Je vous le répète, donc : Renoncez, fuyez, abandonnez. Ou alors, rachetez effectivement « Libération », donnez-leur ce qu’il faut pour que ça tourne comme avant, nommez Daniel Cohen-Bendit directeur, et prenez des vacances. Oubliez-nous. (Et en particulier, si je peux me permettre, oubliez cette idée de restaurant « Libération ». Cher Monsieur Ledoux, l’humanité a vécu suffisamment de catastrophes basées sur les grandes utopies, ou les plus grandes folies, durant sa longue histoire. Voulez-vous vraiment que vos enfants vivent dans un monde où il existe un restaurant avec des menus à calembours ? Un monde où Guy Debord et le ceviche se seraient rencontrés ? Sincèrement ?) Laissez-nous aider « Libération ». Nous devons protéger ce journal.  Si plus personne n’apprécie ceux qui ne veulent pas aimer comme tout le monde, notre époque est une bien triste époque.

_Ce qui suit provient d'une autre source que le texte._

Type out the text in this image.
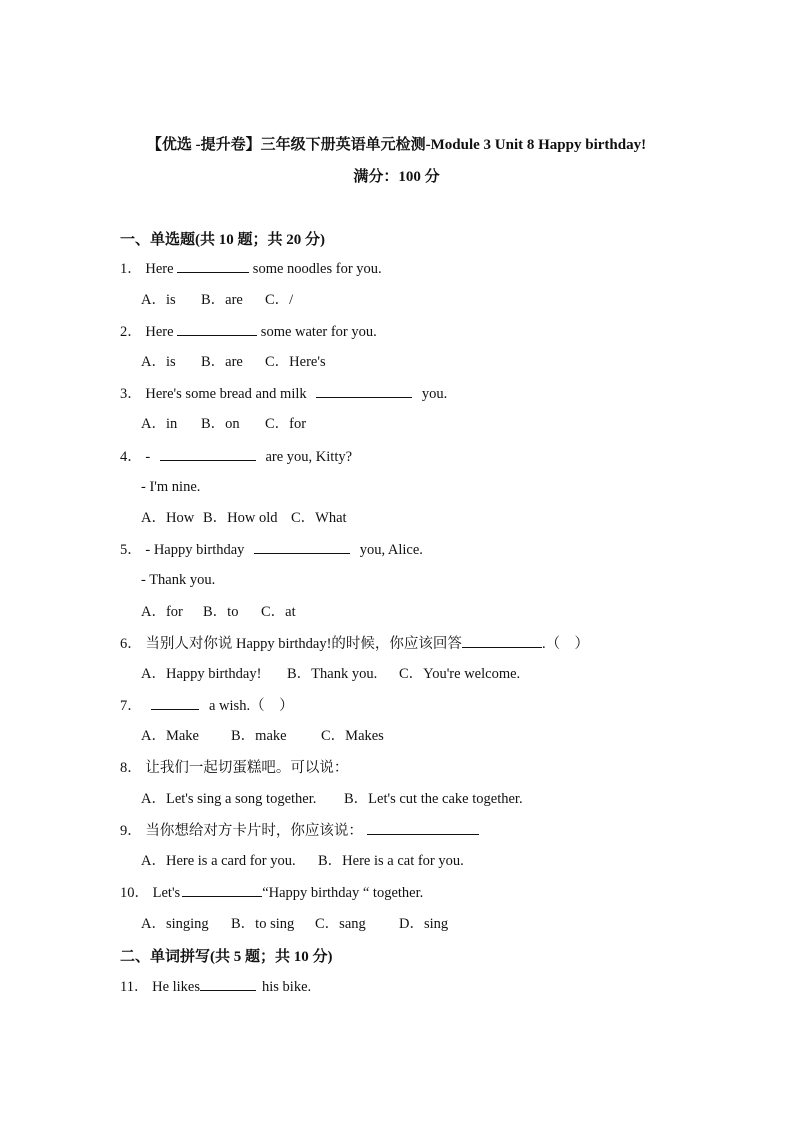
【优选 -提升卷】三年级下册英语单元检测-Module 3 Unit 8 Happy birthday!
满分：100 分
一、单选题(共 10 题；共 20 分)
1． Here	some noodles for you.
A．is B．are C．/
2． Here	some water for you.
A．is B．are C．Here's
3． Here's some bread and milk	you.
A．in B．on C．for
4． -	are you, Kitty?
- I'm nine.
A．How B．How old C．What
5． - Happy birthday	you, Alice.
- Thank you.
A．for B．to C．at
6． 当别人对你说 Happy birthday!的时候，你应该回答	.（　）
A．Happy birthday! B．Thank you. C．You're welcome.
7．	a wish.（　）
A．Make B．make C．Makes
8． 让我们一起切蛋糕吧。可以说：
A．Let's sing a song together. B．Let's cut the cake together.
9． 当你想给对方卡片时，你应该说：
A．Here is a card for you. B．Here is a cat for you.
10． Let's	“Happy birthday “ together.
A．singing B．to sing C．sang D．sing
二、单词拼写(共 5 题；共 10 分)
11． He likes	his bike.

Moi, personnellement, j’aime beaucoup « Libération ». Quand je n’ai plus le choix, et que mon petit frère a pris le premier « l ‘Equipe » au petit-déjeuner, c’est un moyen honorable de garder la tête haute devant son bol de café. Et puis, qui d’autre pourrait publier une tribune si inconvenante et si interminable ? We want our « Libé » back, Monsieur Ledoux.